With effect from midnight, April 12, Mac users trying to fire up legacy 32-bit apps on their devices are starting to see a pop-up display that warns them that their app is ‘not optimized’ for their computer, and will need to be updated by the developer for improved compatibility. The warning will only be visible on devices running macOS 10.13.4 High Sierra, which was released late last month.

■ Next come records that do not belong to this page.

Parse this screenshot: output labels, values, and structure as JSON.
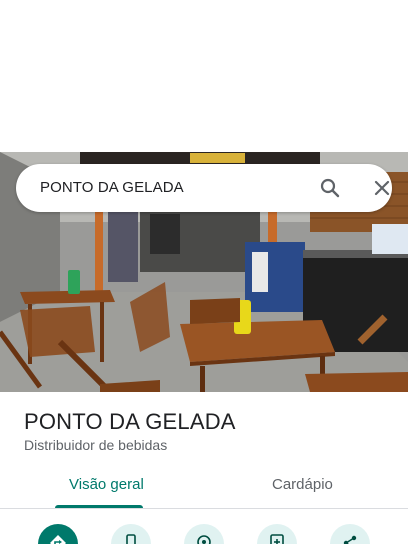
{
  "search": {
    "value": "PONTO DA GELADA"
  },
  "place": {
    "name": "PONTO DA GELADA",
    "category": "Distribuidor de bebidas"
  },
  "tabs": [
    {
      "label": "Visão geral",
      "active": true
    },
    {
      "label": "Cardápio",
      "active": false
    }
  ],
  "actions": [
    {
      "icon": "directions-icon"
    },
    {
      "icon": "phone-icon"
    },
    {
      "icon": "location-icon"
    },
    {
      "icon": "save-icon"
    },
    {
      "icon": "share-icon"
    }
  ],
  "colors": {
    "accent": "#00796b",
    "accent_light": "#e0f2f1"
  }
}
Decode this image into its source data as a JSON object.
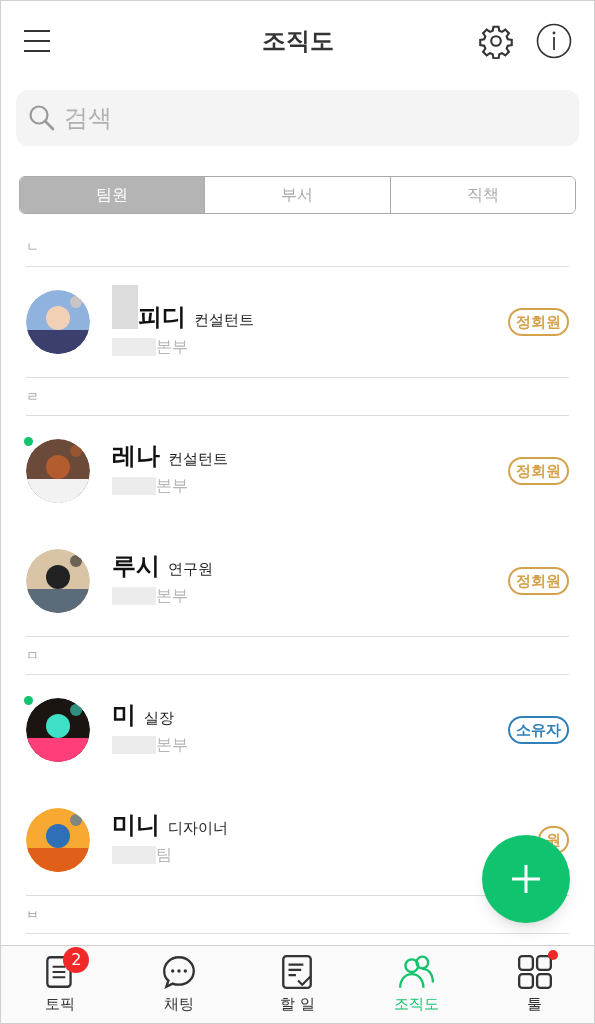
{
  "header": {
    "title": "조직도"
  },
  "search": {
    "placeholder": "검색"
  },
  "tabs": [
    {
      "label": "팀원",
      "selected": true
    },
    {
      "label": "부서",
      "selected": false
    },
    {
      "label": "직책",
      "selected": false
    }
  ],
  "sections": [
    {
      "letter": "ㄴ",
      "members": [
        {
          "name": "피디",
          "role": "컨설턴트",
          "dept": "본부",
          "online": false,
          "redacted_name": true,
          "badge": {
            "text": "정회원",
            "color": "#d4a24c"
          }
        }
      ]
    },
    {
      "letter": "ㄹ",
      "members": [
        {
          "name": "레나",
          "role": "컨설턴트",
          "dept": "본부",
          "online": true,
          "redacted_name": false,
          "badge": {
            "text": "정회원",
            "color": "#d4a24c"
          }
        },
        {
          "name": "루시",
          "role": "연구원",
          "dept": "본부",
          "online": false,
          "redacted_name": false,
          "badge": {
            "text": "정회원",
            "color": "#d4a24c"
          }
        }
      ]
    },
    {
      "letter": "ㅁ",
      "members": [
        {
          "name": "미",
          "role": "실장",
          "dept": "본부",
          "online": true,
          "redacted_name": false,
          "badge": {
            "text": "소유자",
            "color": "#2f7fb8"
          }
        },
        {
          "name": "미니",
          "role": "디자이너",
          "dept": "팀",
          "online": false,
          "redacted_name": false,
          "badge": {
            "text": "원",
            "color": "#d4a24c"
          }
        }
      ]
    },
    {
      "letter": "ㅂ"
    }
  ],
  "nav": [
    {
      "kind": "topic",
      "label": "토픽",
      "selected": false,
      "count": "2",
      "dot": false
    },
    {
      "kind": "chat",
      "label": "채팅",
      "selected": false,
      "dot": false
    },
    {
      "kind": "todo",
      "label": "할 일",
      "selected": false,
      "dot": false
    },
    {
      "kind": "org",
      "label": "조직도",
      "selected": true,
      "dot": false
    },
    {
      "kind": "tools",
      "label": "툴",
      "selected": false,
      "dot": true
    }
  ]
}
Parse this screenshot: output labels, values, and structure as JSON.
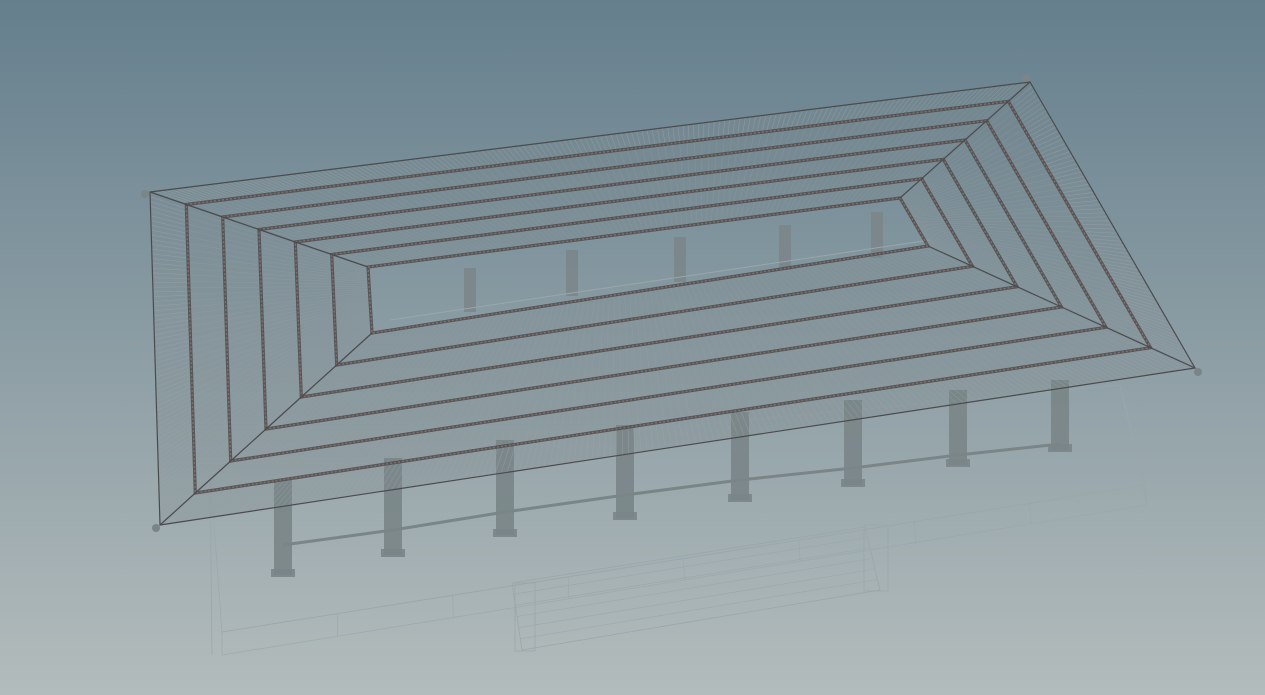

It is worth noting here that 32-bit apps will still run on Macs for the foreseeable future, although, the company today released a note for developers about upcoming policy changes that will require all new app updates submitted to the Mac App Store to support 64-bit starting June 2018. For new apps, the policy already went into effect this January, with the Mac App Store refusing to accept apps without 64-bit support
As part of its plans to transition fully to 64-bit, Apple had earlier announced that macOS High Sierra will be the last major macOS release that will run 32-bit apps ‘without compromise’. 64-bit apps are faster and more efficient, as they are optimised for the additional resources offered by modern hardware, such as high-speed memory, faster processors and more.
Meanwhile, even as Macs continue to be weighed down by legacy 32-bit apps, iOS already made the transition last year, with Apple pushing through similar warnings to users about 32-bit apps on their phones and tablets before eventually ending support for 32-bit software with iOS 11. That company back then had said that it will follow the same process to phase out 32-bit programs on its computers.